4x = 200, so x = 50°.

1.4 — Midpoint theorem via similarity

∠A is common to △ADE and △ABC.
AD/AB = 1/2 (D is midpoint of AB). AE/AC = 1/2 (E is midpoint of AC).
Therefore △ADE ~ △ABC (SAS similarity) with scale factor 1/2.
Hence DE = (1/2) × BC. (And ∠ADE = ∠ABC, so DE ∥ BC.)

1.5 — Rhombus with a 60° angle

All sides equal → rhombus. Adjacent angles are co-interior, so they sum to 180°.
If one angle is 60°, the adjacent angle is 120°. Opposite angles are equal.
Angles: 60°, 120°, 60°, 120°.

1.6 — △ADE with DE ∥ BC

△ADE ~ △ABC by AAA, so the angles match.
∠A = 40° (common). ∠ADE = ∠ABC = 70° (corresponding angles, DE ∥ BC).
∠AED = 180° − 40° − 70° = 70°.
So △ADE has angles 40°, 70°, 70°.

2 — Find the mistake

(a) The mistake is on Line 3 (which then makes Line 4 invalid).
(b) ∠B is the angle at vertex B, which lies between sides AB and BC — not between AB and AC. The included angle between AB and AC is ∠A. So the equal angles ∠B = ∠E are not the included angles between the two given pairs of equal sides, and SAS does not apply.
(c) To apply SAS we would need ∠A = ∠D (the angle included between AB and AC). Alternatively, since AB = DE = 6, ∠B = ∠E and AC = DF = 8 (a non-included angle), this is the ambiguous SSA case for congruence and the proof shown is invalid as stated.

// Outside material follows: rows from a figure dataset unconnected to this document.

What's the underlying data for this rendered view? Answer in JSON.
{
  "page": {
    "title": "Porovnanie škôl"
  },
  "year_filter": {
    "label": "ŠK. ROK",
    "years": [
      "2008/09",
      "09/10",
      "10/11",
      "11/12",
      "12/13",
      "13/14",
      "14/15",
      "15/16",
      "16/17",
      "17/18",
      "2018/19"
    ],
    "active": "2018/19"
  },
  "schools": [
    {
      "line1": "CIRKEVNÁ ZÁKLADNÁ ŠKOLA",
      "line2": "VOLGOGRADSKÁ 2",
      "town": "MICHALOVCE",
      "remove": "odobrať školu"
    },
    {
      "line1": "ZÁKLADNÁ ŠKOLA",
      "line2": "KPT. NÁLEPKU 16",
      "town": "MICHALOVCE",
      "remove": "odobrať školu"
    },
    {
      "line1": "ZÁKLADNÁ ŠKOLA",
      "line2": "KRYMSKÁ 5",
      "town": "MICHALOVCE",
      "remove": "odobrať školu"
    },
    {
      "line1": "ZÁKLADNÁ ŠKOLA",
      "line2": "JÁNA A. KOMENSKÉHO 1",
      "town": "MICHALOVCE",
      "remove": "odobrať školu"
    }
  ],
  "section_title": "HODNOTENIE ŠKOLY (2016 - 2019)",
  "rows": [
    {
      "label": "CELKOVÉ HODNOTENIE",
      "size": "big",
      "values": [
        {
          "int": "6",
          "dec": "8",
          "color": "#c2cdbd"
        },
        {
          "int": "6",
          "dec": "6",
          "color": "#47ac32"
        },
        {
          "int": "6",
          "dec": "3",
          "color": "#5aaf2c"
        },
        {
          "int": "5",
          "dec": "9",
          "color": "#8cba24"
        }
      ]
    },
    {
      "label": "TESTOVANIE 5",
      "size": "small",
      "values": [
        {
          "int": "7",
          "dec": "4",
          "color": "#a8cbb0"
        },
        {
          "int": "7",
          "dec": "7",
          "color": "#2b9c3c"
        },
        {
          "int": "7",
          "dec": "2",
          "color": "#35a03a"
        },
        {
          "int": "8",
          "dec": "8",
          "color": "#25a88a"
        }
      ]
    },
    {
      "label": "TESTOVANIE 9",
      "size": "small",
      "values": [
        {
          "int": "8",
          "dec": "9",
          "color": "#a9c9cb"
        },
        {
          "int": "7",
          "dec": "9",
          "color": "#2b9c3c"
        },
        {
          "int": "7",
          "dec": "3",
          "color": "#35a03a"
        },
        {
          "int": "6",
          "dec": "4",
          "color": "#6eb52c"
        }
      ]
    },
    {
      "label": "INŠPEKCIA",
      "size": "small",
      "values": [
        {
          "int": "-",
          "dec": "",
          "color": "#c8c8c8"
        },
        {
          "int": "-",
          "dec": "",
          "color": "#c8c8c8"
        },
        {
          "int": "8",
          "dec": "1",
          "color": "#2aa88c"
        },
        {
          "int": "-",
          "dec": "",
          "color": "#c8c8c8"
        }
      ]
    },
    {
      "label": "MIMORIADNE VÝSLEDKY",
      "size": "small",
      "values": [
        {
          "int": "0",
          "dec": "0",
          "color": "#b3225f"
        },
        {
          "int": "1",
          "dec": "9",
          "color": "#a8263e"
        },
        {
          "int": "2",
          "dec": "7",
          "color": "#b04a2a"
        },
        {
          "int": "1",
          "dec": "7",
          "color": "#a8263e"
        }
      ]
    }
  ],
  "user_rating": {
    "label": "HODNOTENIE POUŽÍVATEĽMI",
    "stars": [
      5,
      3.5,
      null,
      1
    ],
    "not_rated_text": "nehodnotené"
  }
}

3 — Open-ended (sample solution)

Figure: A parallelogram ABCD with AB ∥ CD. Inside, a diagonal AC is drawn, and along that diagonal the triangle △ACD is identified. Given: ∠DAB = 110°, AD = DC (so △ACD is isosceles).

Unknown: ∠DCA.

Working:
∠ADC = 180° − 110° = 70° (co-interior angles between parallel lines AB ∥ CD).
∠DAC = ∠DCA (base angles of isosceles △ACD, since AD = DC).
In △ACD: ∠DAC + ∠DCA + ∠ADC = 180° → 2 × ∠DCA + 70° = 180° → ∠DCA = 55°.
Facts used: co-interior angles between parallel sides of a parallelogram, isosceles triangle base-angle property, 180° triangle angle sum.

Marking: 1 for a sensible figure combining at least three facts, 1 for choosing and clearly stating an unknown, 1 for correct statement-plus-reason working, 1 for correctly naming the Lesson 14 facts used. Any valid figure earning the unknown by valid reasoning is acceptable.